Men who were sentenced to ten years of hard labor for being gay will receive $3,300 in compensation for what they endured, as well as an additional $1,600 for every year they spent in prison.

Over 50,000 gay men who were previously convicted and persecuted over the last century were recently offered compensation and recognition in Germany.

According to GoodNewsNetwork, of the thousands of men who were charged with the “crime” of being gay, only 5,000 remain alive. Nonetheless, their criminal records under article 175 of the penal code have been wiped, and each victim will be offered $3,300 in compensation for what they endured. Every victim will also receive $1,600 for every year that they spent in prison.

The measure was approved by the German Parliament on Thursday and is being celebrated by activists who support gender equality.
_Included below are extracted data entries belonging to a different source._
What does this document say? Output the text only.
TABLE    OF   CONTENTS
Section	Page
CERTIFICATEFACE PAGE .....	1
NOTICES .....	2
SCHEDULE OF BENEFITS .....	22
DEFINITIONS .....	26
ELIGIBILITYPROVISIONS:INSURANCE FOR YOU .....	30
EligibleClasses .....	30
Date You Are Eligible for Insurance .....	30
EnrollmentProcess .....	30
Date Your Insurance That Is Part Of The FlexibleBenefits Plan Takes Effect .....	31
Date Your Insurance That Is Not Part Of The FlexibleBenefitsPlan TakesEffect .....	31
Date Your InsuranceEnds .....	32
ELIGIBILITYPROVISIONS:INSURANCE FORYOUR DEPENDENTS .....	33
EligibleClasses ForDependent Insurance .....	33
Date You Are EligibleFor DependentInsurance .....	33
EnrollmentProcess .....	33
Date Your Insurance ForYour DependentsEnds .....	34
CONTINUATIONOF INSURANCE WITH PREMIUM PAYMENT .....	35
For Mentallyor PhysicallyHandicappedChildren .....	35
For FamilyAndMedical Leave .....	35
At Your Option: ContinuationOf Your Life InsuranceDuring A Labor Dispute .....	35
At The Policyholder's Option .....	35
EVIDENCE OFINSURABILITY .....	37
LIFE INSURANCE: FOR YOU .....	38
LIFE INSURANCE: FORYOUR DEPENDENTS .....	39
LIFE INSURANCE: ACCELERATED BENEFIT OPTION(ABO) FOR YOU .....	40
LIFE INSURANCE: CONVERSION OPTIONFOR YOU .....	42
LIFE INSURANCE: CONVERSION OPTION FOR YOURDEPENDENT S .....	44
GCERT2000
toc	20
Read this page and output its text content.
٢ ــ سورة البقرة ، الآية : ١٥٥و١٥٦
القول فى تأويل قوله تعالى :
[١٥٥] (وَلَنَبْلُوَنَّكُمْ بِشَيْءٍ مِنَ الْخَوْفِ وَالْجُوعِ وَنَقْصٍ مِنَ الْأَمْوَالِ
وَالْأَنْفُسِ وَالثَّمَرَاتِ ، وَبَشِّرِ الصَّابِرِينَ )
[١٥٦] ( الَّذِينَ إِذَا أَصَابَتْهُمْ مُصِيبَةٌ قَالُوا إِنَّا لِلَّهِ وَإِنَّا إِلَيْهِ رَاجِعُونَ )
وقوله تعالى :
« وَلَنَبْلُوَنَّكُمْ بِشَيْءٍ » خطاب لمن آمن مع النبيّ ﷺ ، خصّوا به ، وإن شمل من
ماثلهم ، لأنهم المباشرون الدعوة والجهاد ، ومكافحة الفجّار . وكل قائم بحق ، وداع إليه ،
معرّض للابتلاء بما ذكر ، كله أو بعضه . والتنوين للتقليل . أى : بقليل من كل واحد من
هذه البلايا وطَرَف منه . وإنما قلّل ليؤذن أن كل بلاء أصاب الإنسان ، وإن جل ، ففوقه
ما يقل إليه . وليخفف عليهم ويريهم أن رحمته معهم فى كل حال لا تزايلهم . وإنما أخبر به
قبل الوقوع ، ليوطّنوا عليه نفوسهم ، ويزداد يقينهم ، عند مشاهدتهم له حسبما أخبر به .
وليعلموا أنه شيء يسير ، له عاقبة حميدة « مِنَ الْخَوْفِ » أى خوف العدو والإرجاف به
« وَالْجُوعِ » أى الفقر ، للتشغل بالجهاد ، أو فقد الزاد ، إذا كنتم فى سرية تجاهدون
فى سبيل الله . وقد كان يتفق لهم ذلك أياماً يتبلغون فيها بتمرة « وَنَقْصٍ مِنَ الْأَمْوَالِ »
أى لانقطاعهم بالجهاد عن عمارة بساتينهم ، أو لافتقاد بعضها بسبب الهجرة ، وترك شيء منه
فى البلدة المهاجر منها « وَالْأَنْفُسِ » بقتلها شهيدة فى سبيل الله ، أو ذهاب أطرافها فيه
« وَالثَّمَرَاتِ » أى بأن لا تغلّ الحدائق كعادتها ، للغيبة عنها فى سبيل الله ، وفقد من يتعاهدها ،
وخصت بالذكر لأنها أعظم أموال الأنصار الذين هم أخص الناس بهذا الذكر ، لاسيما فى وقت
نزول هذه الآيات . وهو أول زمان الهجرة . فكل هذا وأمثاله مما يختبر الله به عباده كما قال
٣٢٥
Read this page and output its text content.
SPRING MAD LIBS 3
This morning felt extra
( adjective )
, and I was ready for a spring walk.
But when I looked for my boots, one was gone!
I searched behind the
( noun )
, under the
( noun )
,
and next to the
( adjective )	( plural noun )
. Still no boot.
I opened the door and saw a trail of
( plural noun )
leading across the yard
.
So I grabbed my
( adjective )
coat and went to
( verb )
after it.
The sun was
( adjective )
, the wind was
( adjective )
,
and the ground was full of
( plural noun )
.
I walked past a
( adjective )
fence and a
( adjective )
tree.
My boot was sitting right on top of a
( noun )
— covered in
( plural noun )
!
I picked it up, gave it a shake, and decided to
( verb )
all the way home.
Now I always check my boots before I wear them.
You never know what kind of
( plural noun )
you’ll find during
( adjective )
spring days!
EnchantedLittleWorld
Some have spent years pursuing the act of justice.

Paragraph 175 of the penal code first went into effect in 1871. Enforced by Nazis in WWII, it sentenced men to 10 years of hard labor for “engaging in sexual acts contrary to nature.” There was no legislation addressing gay women. The article was later repealed in East Germany in 1958; West Germany, on the other hand, dropped the legislation in 1994.

Reportedly, the sentences of the men convicted during the war were overturned by the German Parliament in 2002. Only recently were the convictions forgave, however. Said Sebastian Bickerich of the government’s anti-discrimination office: “More than two decades after article 175 was finally wiped from the books, this stain on democratic Germany’s legal history has been removed.”